SLIDE 10 — Amber & Project Blue

Some of you are following both, so I want to be clear about how they relate.

Project Blue modernizes the SIG’s toolchain infrastructure — Test-Documents-as-Code, AsciiDoc and Git for spec authoring, bi-directional Qual Workspace-PTS sync, structured machine-readable test data, telemetry across the toolchain.

Amber is the AI intelligence layer on top. Blue produces structured artifacts; Amber makes them conversationally accessible to anyone.

They are not the same project — separate teams, separate scope, separate timelines. But they’re genuinely complementary. The more structured Blue makes our underlying data, the more reliably Amber can access, interpret, and cite it.

Blue is the plumbing. Amber is the tap. Better plumbing means cleaner water — but you don’t wait for perfect plumbing to turn on the tap. That’s why Chapter 1 is live today, on the data we already have.


SLIDE 11 — Roadmap & Milestones

Here’s the arc — how we got here and where we’re going.

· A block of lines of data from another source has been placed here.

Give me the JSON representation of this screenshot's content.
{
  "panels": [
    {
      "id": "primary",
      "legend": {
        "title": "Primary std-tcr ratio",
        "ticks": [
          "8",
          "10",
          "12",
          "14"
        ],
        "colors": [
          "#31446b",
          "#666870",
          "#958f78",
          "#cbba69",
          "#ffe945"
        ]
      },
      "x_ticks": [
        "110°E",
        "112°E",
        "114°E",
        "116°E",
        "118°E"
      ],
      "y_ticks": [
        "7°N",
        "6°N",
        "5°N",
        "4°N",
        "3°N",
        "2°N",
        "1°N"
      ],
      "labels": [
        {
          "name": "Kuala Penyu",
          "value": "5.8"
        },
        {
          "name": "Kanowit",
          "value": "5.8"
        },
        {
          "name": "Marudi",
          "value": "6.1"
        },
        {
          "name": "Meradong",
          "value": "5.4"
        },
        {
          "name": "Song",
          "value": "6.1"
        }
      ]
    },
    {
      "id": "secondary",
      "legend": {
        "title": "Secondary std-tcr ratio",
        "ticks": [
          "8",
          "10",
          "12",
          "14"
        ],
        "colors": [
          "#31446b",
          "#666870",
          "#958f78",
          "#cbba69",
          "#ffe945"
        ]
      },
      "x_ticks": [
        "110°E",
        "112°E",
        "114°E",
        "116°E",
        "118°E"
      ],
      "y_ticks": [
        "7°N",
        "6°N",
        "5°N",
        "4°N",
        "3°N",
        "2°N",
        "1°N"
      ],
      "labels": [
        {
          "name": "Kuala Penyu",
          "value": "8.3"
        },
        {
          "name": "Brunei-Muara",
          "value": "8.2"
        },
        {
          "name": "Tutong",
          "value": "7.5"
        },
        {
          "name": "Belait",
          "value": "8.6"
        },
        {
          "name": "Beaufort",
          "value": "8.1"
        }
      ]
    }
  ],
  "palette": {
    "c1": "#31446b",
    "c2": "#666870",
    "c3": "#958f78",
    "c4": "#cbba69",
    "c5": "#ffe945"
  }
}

Q3 2025 — POC. A RAG prototype on Bluetooth specifications, ChromaDB and Claude. The question was: can you actually build something useful here? The answer was yes.

Q4 2025 — Azure Deployment. Moved onto Azure Container Apps with Auth0 SSO. This is where it stopped being an experiment and started being a system.

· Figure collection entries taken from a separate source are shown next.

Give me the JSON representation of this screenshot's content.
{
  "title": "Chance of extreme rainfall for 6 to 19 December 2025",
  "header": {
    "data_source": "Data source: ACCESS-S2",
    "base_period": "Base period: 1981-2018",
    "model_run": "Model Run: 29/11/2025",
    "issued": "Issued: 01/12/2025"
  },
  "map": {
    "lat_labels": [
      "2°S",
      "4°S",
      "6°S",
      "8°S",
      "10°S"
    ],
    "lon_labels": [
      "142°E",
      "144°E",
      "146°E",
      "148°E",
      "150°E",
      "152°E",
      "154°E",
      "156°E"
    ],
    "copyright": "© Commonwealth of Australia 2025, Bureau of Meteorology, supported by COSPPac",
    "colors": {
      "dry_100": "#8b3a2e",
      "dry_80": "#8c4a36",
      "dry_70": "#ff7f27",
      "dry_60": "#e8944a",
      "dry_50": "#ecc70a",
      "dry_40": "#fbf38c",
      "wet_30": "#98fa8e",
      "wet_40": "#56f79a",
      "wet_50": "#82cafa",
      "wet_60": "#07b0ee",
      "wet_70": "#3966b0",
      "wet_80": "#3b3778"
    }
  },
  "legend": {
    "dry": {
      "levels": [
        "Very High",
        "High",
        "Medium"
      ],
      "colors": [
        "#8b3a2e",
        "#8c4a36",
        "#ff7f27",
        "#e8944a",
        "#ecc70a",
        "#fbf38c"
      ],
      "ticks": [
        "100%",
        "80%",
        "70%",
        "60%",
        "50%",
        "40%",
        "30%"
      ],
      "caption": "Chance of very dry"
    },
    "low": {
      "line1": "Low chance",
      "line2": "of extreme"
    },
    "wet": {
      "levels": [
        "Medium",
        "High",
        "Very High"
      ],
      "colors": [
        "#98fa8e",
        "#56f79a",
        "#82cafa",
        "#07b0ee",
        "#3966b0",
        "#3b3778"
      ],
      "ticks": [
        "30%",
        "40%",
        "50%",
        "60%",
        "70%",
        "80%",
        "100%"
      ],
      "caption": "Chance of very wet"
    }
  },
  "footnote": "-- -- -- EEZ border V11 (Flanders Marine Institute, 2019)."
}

Early 2026 — Production Architecture. Azure AI Search replaced ChromaDB. Azure Key Vault for secrets management, Redis for session storage. We migrated from Claude to Azure OpenAI — a deliberate decision driven by compliance requirements, not a technical preference. The system now uses GPT-4o-mini for routing and GPT-5 for response synthesis.

March 2026 — Bangkok Board Demo. The board has been watching this project, and Bangkok is where we present Chapter 1 at near-production quality. Our standard: 95%-plus completion against the original PRD — not demo theater. SME validation is underway, final evaluation runs before March 3rd.

June 2026 — Milan F2F — Member Launch. Chapter 1 goes live to the full membership, and Chapter 2 scoping begins.

From POC to member launch is an unusually lean investment for a system of this scope — which reflects both the AI-assisted approach and the focused team.


SLIDE 12 — What’s Next For You

Three things I want from you today.

Try it. Pilot access is open to SIG staff now. Ask a real question — something you’ve actually had to go find an answer to in the last month. See what it returns, check whether the citations are right, and tell me where it’s wrong. Every gap you find improves the system before it reaches members.

Share use cases. Tell me where you spend time hunting for answers, or where you see members struggling. That input directly shapes Chapter 2. If you work in spec development or test authoring, I particularly want to hear from you.

Spread the word. The more SIG staff using Amber during the pilot, the better our feedback signal before member launch. If you know colleagues in working groups or power users in the member community who’d make good early adopters, flag them to me or Daniel Cowling.

I’ll leave it there. What questions do you have?